The Ithaca area doesn’t have too much going on in terms of sports outside of IHS. The nearest major league teams are far off in Buffalo and New York City, and even the closest minor league baseball teams (the Auburn Doubledays and my personal favorites, the Binghamton Rumble Ponies) are 45- and 65-minute drives away, respectively. Cornell and Ithaca College may have sizable lineups of varsity athletic teams, but many of those are not exactly competitive—take Cornell’s basketball team, which struggled to an 8-21 record last season, or their football team, which finished 4-6. Attendance at these events is rather lackluster these days, and it’s not hard to see why; college students have better things to do than watch sports teams fail to perform on a consistent basis.
However, there’s one collegiate sports team in Ithaca that is not only perennially competitive but creates a fun and entertaining atmosphere for both students and us “townies” alike: Cornell’s hockey team. After a few years of frustration and missed potential, Cornell finally broke through to the NCAA hockey tournament last year for the first time since 2012. Despite a disappointing loss to UMass Lowell in the first round of that tournament, Cornell looks to have convincing potential heading into next season.
The team returns their top three goal-scorers from last year, most notably Mitch Vanderlaan and fifth-round NHL draft pick Anthony Angello.
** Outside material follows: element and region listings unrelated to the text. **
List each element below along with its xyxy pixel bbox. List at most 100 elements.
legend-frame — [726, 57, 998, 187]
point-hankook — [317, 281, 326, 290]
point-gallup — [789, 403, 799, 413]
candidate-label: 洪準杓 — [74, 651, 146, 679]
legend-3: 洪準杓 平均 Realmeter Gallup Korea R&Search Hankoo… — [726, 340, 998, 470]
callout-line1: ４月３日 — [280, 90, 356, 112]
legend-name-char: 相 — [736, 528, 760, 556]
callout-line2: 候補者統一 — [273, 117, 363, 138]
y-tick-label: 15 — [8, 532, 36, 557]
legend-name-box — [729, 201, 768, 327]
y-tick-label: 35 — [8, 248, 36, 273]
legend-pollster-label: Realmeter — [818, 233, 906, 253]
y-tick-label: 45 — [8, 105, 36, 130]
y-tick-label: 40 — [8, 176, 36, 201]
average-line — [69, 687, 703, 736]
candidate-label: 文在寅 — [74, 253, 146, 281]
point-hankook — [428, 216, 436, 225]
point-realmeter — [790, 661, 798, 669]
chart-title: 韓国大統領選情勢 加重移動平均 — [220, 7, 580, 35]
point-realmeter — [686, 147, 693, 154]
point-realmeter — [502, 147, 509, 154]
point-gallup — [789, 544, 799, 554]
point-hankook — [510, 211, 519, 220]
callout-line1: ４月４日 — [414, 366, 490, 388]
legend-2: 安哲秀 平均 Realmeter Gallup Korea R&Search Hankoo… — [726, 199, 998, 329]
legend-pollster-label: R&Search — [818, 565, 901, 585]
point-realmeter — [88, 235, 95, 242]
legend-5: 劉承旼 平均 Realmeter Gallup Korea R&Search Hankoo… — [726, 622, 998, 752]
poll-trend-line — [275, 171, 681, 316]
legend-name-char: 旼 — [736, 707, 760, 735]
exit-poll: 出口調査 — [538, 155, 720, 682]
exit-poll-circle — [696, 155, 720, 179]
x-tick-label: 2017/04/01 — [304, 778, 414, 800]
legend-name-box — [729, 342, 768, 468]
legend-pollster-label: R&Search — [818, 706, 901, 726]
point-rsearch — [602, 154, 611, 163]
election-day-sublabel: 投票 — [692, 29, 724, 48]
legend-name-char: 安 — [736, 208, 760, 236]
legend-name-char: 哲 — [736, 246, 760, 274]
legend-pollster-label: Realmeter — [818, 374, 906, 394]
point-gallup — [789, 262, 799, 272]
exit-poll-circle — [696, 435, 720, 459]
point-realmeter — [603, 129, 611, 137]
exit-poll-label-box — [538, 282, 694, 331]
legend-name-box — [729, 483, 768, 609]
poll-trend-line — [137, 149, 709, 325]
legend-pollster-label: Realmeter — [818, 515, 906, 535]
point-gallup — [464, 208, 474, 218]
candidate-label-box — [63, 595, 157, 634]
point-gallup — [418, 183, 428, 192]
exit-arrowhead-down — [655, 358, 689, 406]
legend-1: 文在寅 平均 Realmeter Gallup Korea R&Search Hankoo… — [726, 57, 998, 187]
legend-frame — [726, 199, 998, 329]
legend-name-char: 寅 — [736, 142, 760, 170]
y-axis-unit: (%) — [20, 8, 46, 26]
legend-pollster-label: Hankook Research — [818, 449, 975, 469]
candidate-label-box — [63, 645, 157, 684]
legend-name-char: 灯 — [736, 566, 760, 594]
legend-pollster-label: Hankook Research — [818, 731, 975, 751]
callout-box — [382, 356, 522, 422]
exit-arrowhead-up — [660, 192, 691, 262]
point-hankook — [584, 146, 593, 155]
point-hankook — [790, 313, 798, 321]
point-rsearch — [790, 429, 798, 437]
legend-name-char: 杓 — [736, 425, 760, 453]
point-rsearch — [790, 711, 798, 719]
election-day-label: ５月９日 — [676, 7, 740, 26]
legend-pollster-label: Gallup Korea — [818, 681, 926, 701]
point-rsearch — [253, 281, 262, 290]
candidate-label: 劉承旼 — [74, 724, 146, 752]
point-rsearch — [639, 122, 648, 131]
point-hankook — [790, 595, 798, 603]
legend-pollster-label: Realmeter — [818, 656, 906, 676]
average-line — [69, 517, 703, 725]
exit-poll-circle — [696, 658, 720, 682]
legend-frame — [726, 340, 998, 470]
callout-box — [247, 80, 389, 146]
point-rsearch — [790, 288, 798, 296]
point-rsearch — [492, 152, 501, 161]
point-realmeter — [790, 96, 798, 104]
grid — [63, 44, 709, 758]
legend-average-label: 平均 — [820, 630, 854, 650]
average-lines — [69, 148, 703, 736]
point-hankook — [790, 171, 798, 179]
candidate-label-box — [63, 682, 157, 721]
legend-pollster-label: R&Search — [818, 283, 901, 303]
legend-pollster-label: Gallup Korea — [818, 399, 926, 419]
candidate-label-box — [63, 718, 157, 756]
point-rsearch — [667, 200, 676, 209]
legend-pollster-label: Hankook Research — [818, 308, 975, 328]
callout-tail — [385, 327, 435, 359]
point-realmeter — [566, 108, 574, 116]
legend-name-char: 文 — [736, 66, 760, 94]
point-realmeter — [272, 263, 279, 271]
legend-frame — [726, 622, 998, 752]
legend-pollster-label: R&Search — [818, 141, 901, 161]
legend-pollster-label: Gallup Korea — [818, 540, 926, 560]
Meanwhile, the Big Red’s defensive core will stay strong, with the dynamic Alec McCrea leading the group. Returning defenseman Yanni Kaldis should also be able to provide some offensive firepower from that position. Perhaps the most interesting and significant question remaining to be answered, though, is at the position of goalie. The only returning goaltender on the roster for Cornell this year is Hayden Stewart, who is the presumptive starter after the graduation of three-year starter Mitch Gillam. Stewart will be challenged by freshmen Matthew Galajda and Austin McGrath, who both have shown considerable talent on their previous junior hockey teams. Though this forces a difficult decision onto the shoulders of coach Mike Schafer as he enters his twenty-third season, it is always better to have too much goaltending talent than too little. The solid combination of talent and experience for the Big Red at just about every position could very well get them a return to the NCAA tournament in the spring of 2018.
The important thing to note, however, is that the entertainment value of Cornell hockey is not limited to the high probability of the team’s success. Just about everyone can find something to love about the experience of attending a game, whether it’s the fast-paced and competitive play, listening to the absurd chants of the student section, or just having an excuse to eat overpriced junk food. Therefore, I recommend that everyone tries to make it out to at least one game this year for a sports experience that anybody can enjoy.